Oct 2, 2017
Washington Healthcare Update
Repeal and Replace Dies Again… Moving on to CHIP and Extenders… 340B
Tweaks Delayed Again
House Passes FAA Extension, Adds Some Health Extenders
On Sept. 28, the House passed the FAA extension,
H.R.3823, with funding for two public health programs through the end of the year.
The new funding includes $97.5 million for teaching health centers and a
special diabetes program run by Indian Health Service through December. The
legislation also reauthorizes for three years a Medicare demonstration
project allowing certain patients with weakened immune systems to receive
Maternal, Infant, and Early Childhood Program Reauthorized
On Sept. 26, the Maternal, Infant, and Early Childhood Home Visiting
Program bill (
H.R.2824) passed the House for a five-year reauthorization. The bill helps new moms
care for their children with home-visit services. The bill includes a
requirement that states and territories match federal funding and prevent
Supplemental Security Income payments from going to people with outstanding
arrest warrants. Democrats opposed how this bill was funded.

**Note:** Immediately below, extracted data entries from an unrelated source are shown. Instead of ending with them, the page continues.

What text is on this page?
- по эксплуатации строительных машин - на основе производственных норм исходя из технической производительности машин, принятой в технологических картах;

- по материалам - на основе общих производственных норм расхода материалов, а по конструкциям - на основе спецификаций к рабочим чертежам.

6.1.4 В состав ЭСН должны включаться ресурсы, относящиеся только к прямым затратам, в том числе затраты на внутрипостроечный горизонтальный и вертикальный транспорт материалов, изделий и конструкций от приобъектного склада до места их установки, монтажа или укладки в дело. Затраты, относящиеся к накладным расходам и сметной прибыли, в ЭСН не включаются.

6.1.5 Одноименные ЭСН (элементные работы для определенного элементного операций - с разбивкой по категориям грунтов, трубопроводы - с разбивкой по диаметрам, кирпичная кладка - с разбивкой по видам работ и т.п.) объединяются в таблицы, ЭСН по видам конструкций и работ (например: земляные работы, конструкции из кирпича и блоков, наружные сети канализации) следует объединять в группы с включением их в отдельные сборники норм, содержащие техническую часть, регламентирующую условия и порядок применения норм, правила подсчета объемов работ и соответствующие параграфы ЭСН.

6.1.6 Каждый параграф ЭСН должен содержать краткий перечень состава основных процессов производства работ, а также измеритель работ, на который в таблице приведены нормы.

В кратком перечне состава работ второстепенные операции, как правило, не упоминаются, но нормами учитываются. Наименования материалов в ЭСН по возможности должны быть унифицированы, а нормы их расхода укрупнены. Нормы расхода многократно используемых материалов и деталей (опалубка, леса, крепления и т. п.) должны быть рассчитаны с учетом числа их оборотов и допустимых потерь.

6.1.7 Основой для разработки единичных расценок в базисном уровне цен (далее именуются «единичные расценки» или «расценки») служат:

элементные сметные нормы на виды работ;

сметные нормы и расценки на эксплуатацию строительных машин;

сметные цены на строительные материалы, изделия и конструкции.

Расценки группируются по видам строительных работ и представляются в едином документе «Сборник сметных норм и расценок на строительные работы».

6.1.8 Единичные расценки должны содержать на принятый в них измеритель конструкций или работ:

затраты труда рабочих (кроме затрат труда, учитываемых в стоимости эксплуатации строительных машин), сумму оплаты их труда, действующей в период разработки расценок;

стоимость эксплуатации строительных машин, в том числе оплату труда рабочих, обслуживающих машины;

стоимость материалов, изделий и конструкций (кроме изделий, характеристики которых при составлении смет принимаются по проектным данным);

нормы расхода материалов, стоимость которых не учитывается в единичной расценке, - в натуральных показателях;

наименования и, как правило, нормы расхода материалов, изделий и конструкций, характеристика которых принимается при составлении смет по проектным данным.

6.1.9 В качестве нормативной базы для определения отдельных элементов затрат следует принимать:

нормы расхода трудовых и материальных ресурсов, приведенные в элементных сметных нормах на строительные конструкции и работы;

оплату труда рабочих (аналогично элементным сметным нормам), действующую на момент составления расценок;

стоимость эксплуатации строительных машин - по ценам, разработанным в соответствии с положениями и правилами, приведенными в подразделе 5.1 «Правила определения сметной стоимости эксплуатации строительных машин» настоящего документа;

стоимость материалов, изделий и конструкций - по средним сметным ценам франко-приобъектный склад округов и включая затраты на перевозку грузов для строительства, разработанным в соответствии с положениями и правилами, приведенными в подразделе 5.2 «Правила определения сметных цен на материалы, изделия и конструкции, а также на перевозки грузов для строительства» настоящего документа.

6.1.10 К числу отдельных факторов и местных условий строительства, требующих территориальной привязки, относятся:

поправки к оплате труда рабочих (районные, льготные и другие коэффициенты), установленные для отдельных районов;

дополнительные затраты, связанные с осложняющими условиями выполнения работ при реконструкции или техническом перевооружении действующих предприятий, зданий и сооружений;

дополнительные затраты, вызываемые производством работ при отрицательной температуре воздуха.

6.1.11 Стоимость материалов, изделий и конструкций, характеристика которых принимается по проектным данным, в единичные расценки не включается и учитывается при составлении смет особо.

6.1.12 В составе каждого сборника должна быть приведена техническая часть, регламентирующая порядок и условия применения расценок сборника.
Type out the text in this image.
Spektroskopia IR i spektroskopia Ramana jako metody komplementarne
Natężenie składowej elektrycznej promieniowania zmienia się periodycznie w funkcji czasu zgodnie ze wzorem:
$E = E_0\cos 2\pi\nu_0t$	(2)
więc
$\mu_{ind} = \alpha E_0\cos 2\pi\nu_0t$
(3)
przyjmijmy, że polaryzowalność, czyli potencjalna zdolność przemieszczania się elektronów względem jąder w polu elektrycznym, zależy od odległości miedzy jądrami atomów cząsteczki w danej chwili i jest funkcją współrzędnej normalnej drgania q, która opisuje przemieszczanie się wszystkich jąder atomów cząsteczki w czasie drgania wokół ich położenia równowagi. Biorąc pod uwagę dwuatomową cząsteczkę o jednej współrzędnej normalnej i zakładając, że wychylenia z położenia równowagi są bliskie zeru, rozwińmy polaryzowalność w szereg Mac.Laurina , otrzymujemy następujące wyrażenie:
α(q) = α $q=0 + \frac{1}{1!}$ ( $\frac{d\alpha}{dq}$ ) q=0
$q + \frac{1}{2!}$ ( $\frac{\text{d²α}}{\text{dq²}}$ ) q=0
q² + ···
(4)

Medicare Extenders Become Contentious
On Sept. 25, Democrats blocked the Ways and Means Committee attempt to
extend three health care programs. The blocked bill was a part of a
disaster relief bill on suspension. The three programs were for medical
education funding for health centers, reauthorization for the Special
Diabetes Program for Indians and extension of the Medicare Patient IVG
Access Demonstration. The programs were blocked in retaliation to
Republicans’ allowing only certain extenders to go through.

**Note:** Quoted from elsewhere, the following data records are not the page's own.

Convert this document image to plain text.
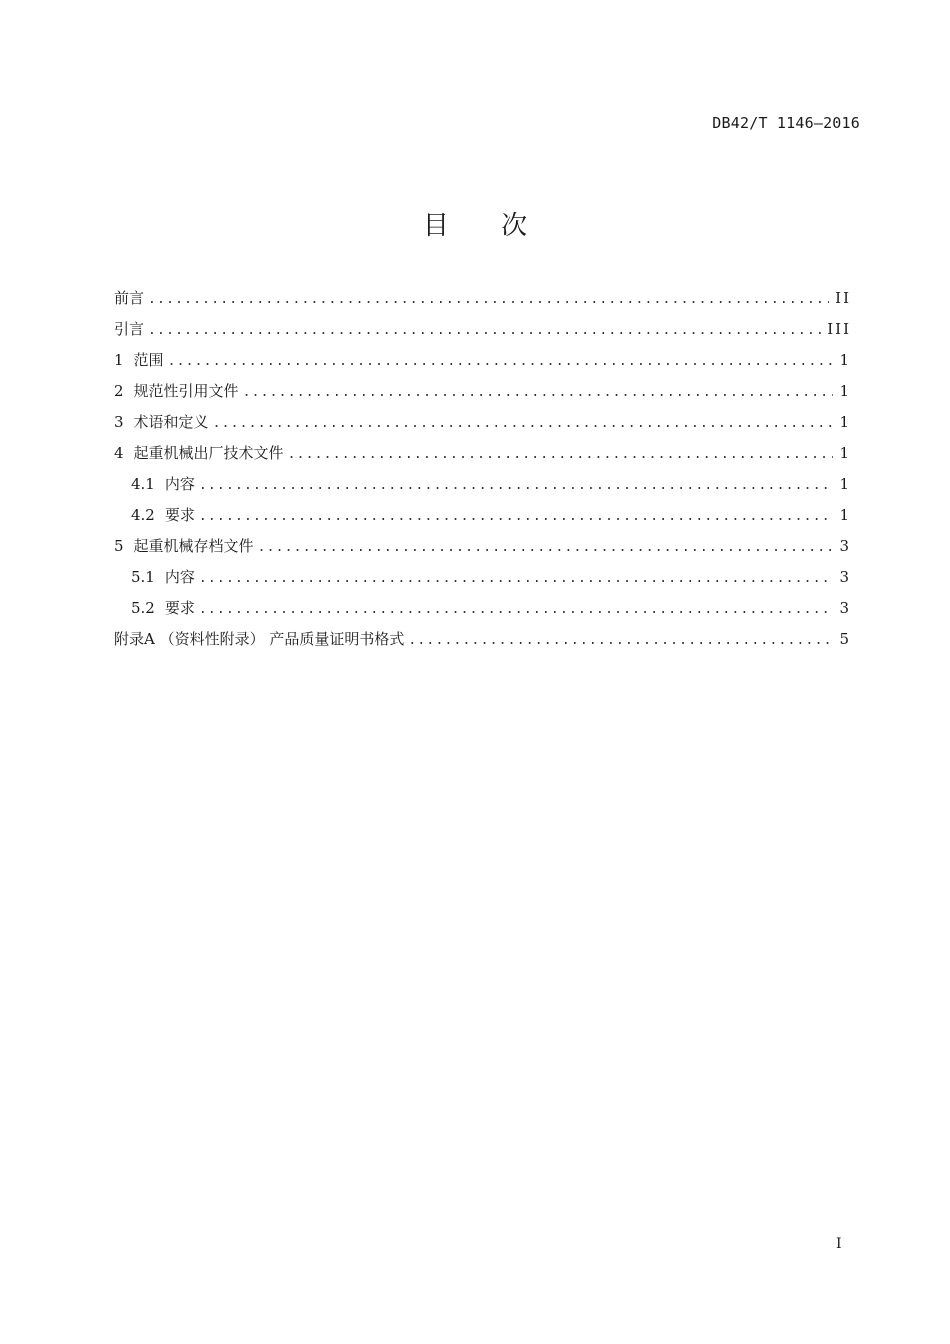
DB42/T 1146—2016
目 次
前言 .....	II
引言 .....	III
1 范围 .....	1
2 规范性引用文件 .....	1
3 术语和定义 .....	1
4 起重机械出厂技术文件 .....	1
4.1 内容 .....	1
4.2 要求 .....	1
5 起重机械存档文件 .....	3
5.1 内容 .....	3
5.2 要求 .....	3
附录A （资料性附录） 产品质量证明书格式 .....	5
I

Following missing the Sept. 30 deadline, the House Energy and Commerce
Committee will mark up legislation to reauthorize the Children’s Health
Insurance Program (CHIP) on Oct. 4. In addition, the committee said that
they also will consider legislation for the Special Diabetes Programs,
National Health Service Corps and Teaching Health Center Graduate Medical
Education. The Senate bill,
S.1827, contains funding for five years. In this bill, the ACA’s 23 percent jump
in federal match rate will be preserved for the first two years and then
wind down. The bill also changes the health law’s requirement for states
maintaining CHIP eligibility levels. The Senate Finance Committee has not
scheduled a markup.
Senate Pivots Away From Graham-Cassidy for Now
On Sept. 28, Senate GOP leadership announced that they would not bring to
the floor repeal and replace legislation known as Graham-Cassidy after its
two primary authors, Sens. Bill Cassidy (R-LA) and Lindsey Graham (R-SC).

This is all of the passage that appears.